Alation’s IP Addresses for Allow Lists

Alation Cloud Service Applies to Alation Cloud Service instances of Alation

This page contains a list of IP addresses that Alation Cloud Service uses to communicate with external resources over the public internet. Examples of external resources include the Alation Agent and data sources that you want to catalog.

Depending on your network security configuration, your IT or network administrator may need to add these IP addresses to an allow list so Alation can communicate with your network or data sources. You will need to allow the listed IP addresses for the geographic region that your Alation Cloud Service instance is in.

These IP addresses may change over time without notice. This document will be updated when IP addresses are changed or added.

IP Addresses

Important

For PrivateLink connections, add [TENANT_NAME]. to the beginning of the Agent connectivity endpoint and :8443 to the end.

For example: [TENANT_NAME].ocf.use1.alationcloud.com:8443

Geography

Location

CIDR

Range

Agent Connectivity Endpoint

Africa, Europe, & Middle East

Frankfurt

3.77.79.216/29

3.77.79.216 - 3.77.79.223

ocf.euc1.eu.alationcloud.com

Dublin

3.253.238.240/29

3.253.238.240 - 3.253.238.247

ocf.euw1.eu.alationcloud.com

Americas

Montreal

15.156.224.56/29

15.156.224.56 - 15.156.224.63

ocf.cac1.ca.alationcloud.com

Virginia

44.211.178.224/29

44.211.178.224 - 44.211.178.231

ocf.use1.alationcloud.com

Oregon

18.246.160.64/29

18.246.160.64 - 18.246.160.71

ocf.usw2.alationcloud.com

Asia Pacific

Mumbai

18.96.224.48/29

18.96.224.48 - 18.96.224.51

ocf.aps1.ap.alationcloud.com

Singapore

18.143.252.64/29

18.143.252.64 - 18.143.252.71

ocf.apse1.ap.alationcloud.com

Sydney

3.27.127.216/29

3.27.127.216 - 3.27.127.223

ocf.apse2.ap.alationcloud.com

Tokyo

52.195.197.8/29

52.195.197.8 - 52.195.197.15

ocf.apne1.ap.alationcloud.com

Zero Data Ingress Requirements

If you are using the Query Service Add-on for the Zero Data feature, there is an additional network requirement: the user’s browser must be able to reach the Agent’s Zero Data ingress endpoint directly.

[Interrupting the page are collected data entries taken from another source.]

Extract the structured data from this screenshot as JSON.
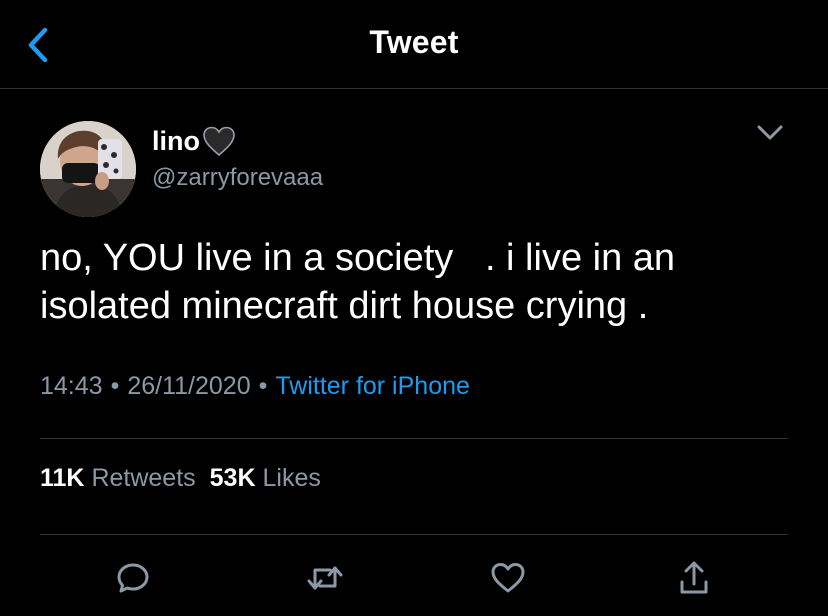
{
  "header": {
    "title": "Tweet",
    "back_icon": "chevron-left-icon"
  },
  "tweet": {
    "author": {
      "display_name": "lino",
      "name_emoji": "black-heart-icon",
      "handle": "@zarryforevaaa"
    },
    "text": "no, YOU live in a society   . i live in an\nisolated minecraft dirt house crying .",
    "time": "14:43",
    "date": "26/11/2020",
    "separator": "•",
    "source": "Twitter for iPhone",
    "stats": {
      "retweets_count": "11K",
      "retweets_label": "Retweets",
      "likes_count": "53K",
      "likes_label": "Likes"
    }
  },
  "colors": {
    "background": "#000000",
    "text": "#ffffff",
    "muted": "#8b98a5",
    "accent": "#1d9bf0",
    "divider": "#2f3336"
  },
  "actions": [
    "reply-icon",
    "retweet-icon",
    "like-icon",
    "share-icon"
  ]
}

This is different from the standard Agent-to-Alation Cloud Service connection:

  • The standard Agent connection is outbound only – the Agent initiates the connection to Alation Cloud Service, and no inbound access to the Agent is required.

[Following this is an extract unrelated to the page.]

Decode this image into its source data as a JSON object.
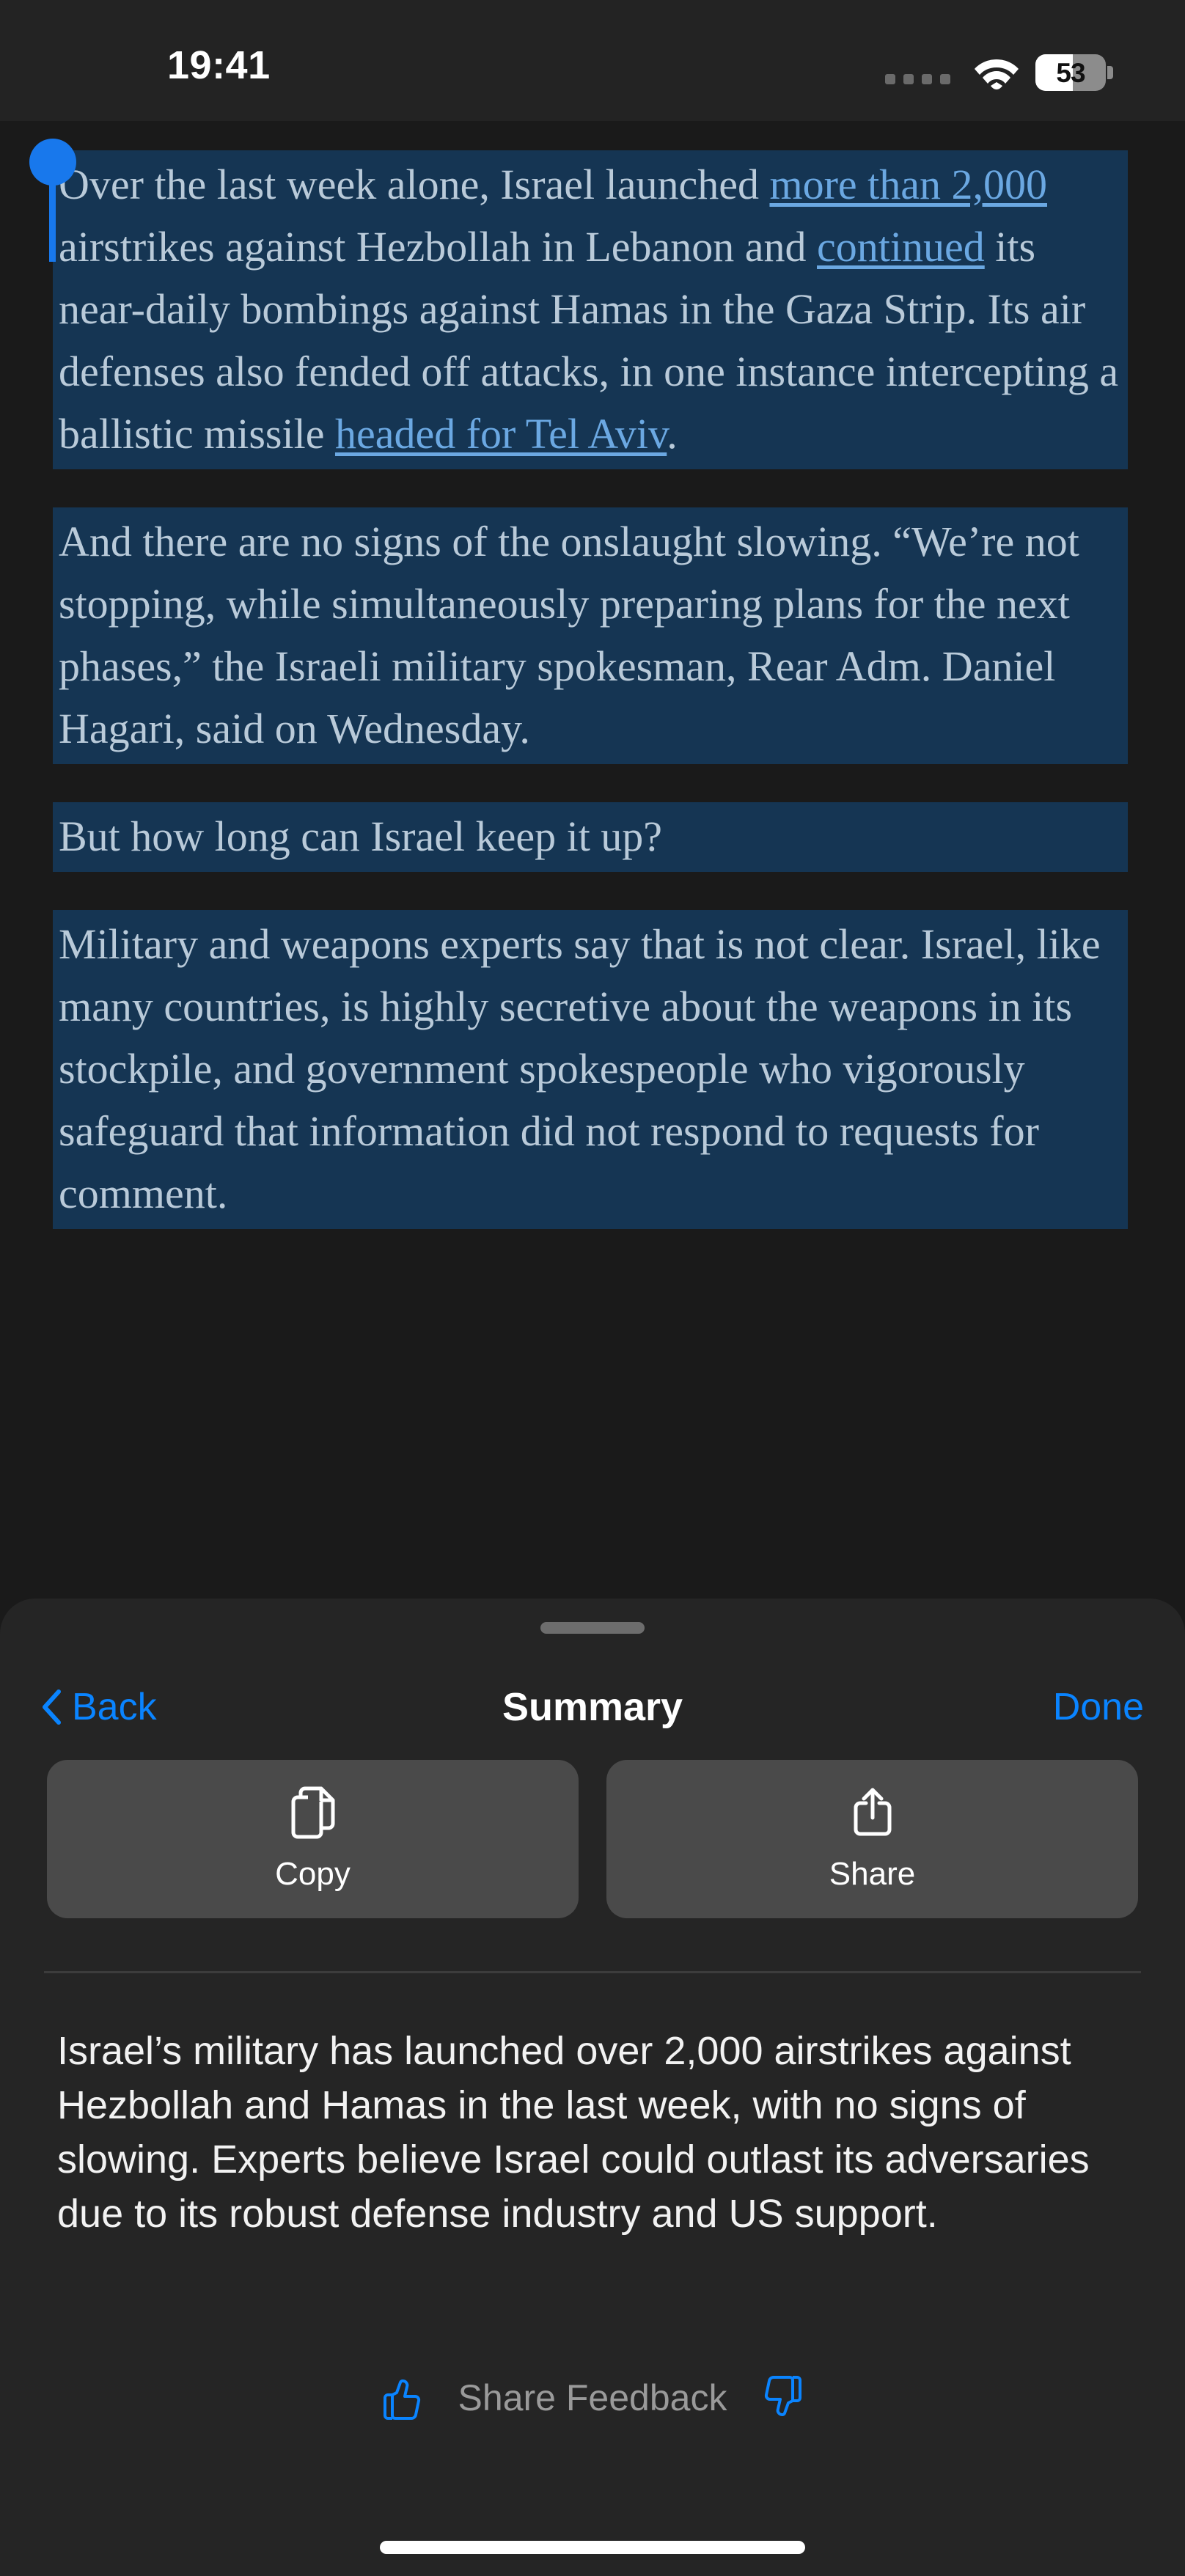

  • The Zero Data ingress connection requires inbound browser access – the user’s browser connects directly to the Agent’s ingress gateway to retrieve query results from your object store.

Network Configuration

To enable Zero Data, ensure the following:

  • The Agent’s Zero Data ingress endpoint DNS name must be resolvable from the end user’s network.

  • Inbound HTTPS (port 443) traffic to the Agent’s ingress endpoint must be allowed through any firewalls, security groups, or network access control lists between the user’s browser and the Agent machine.

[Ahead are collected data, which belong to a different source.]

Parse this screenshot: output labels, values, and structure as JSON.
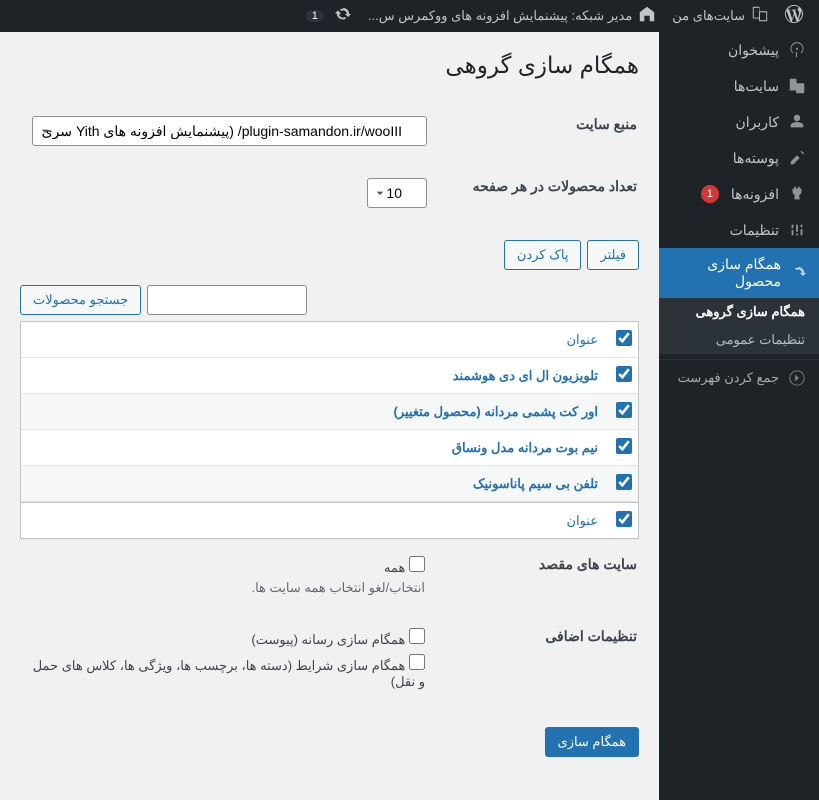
{
  "adminbar": {
    "my_sites": "سایت‌های من",
    "network_admin": "مدیر شبکه: پیشنمایش افزونه های ووکمرس س...",
    "update_count": "1"
  },
  "sidebar": {
    "items": [
      {
        "label": "پیشخوان",
        "icon": "dashboard"
      },
      {
        "label": "سایت‌ها",
        "icon": "sites"
      },
      {
        "label": "کاربران",
        "icon": "users"
      },
      {
        "label": "پوسته‌ها",
        "icon": "themes"
      },
      {
        "label": "افزونه‌ها",
        "icon": "plugins",
        "badge": "1"
      },
      {
        "label": "تنظیمات",
        "icon": "settings"
      },
      {
        "label": "همگام سازی محصول",
        "icon": "sync",
        "current": true
      }
    ],
    "sub_items": [
      {
        "label": "همگام سازی گروهی",
        "current": true
      },
      {
        "label": "تنظیمات عمومی"
      }
    ],
    "collapse": "جمع کردن فهرست"
  },
  "page": {
    "title": "همگام سازی گروهی",
    "source_site_label": "منبع سایت",
    "source_site_value": "plugin-samandon.ir/wooIII/ (پیشنمایش افزونه های Yith سری",
    "per_page_label": "تعداد محصولات در هر صفحه",
    "per_page_value": "10",
    "filter_btn": "فیلتر",
    "clear_btn": "پاک کردن",
    "search_btn": "جستجو محصولات",
    "column_title": "عنوان",
    "products": [
      "تلویزیون ال ای دی هوشمند",
      "اور کت پشمی مردانه (محصول متغییر)",
      "نیم بوت مردانه مدل ونساق",
      "تلفن بی سیم پاناسونیک"
    ],
    "dest_sites_label": "سایت های مقصد",
    "all_label": "همه",
    "dest_hint": "انتخاب/لغو انتخاب همه سایت ها.",
    "extra_label": "تنظیمات اضافی",
    "sync_media": "همگام سازی رسانه (پیوست)",
    "sync_terms": "همگام سازی شرایط (دسته ها، برچسب ها، ویژگی ها، کلاس های حمل و نقل)",
    "submit": "همگام سازی"
  }
}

  • If your organization uses a web proxy, the Agent’s ingress endpoint must be added to the proxy’s allow list for end-user browsers.

Note

The Zero Data ingress endpoint uses a DNS hostname that you configure on the Agent (for example, zerodata.yourcompany.com). This hostname must resolve to the Agent machine from the end user’s network. See Configure Zero Data Ingress for details on configuring the ingress hostname.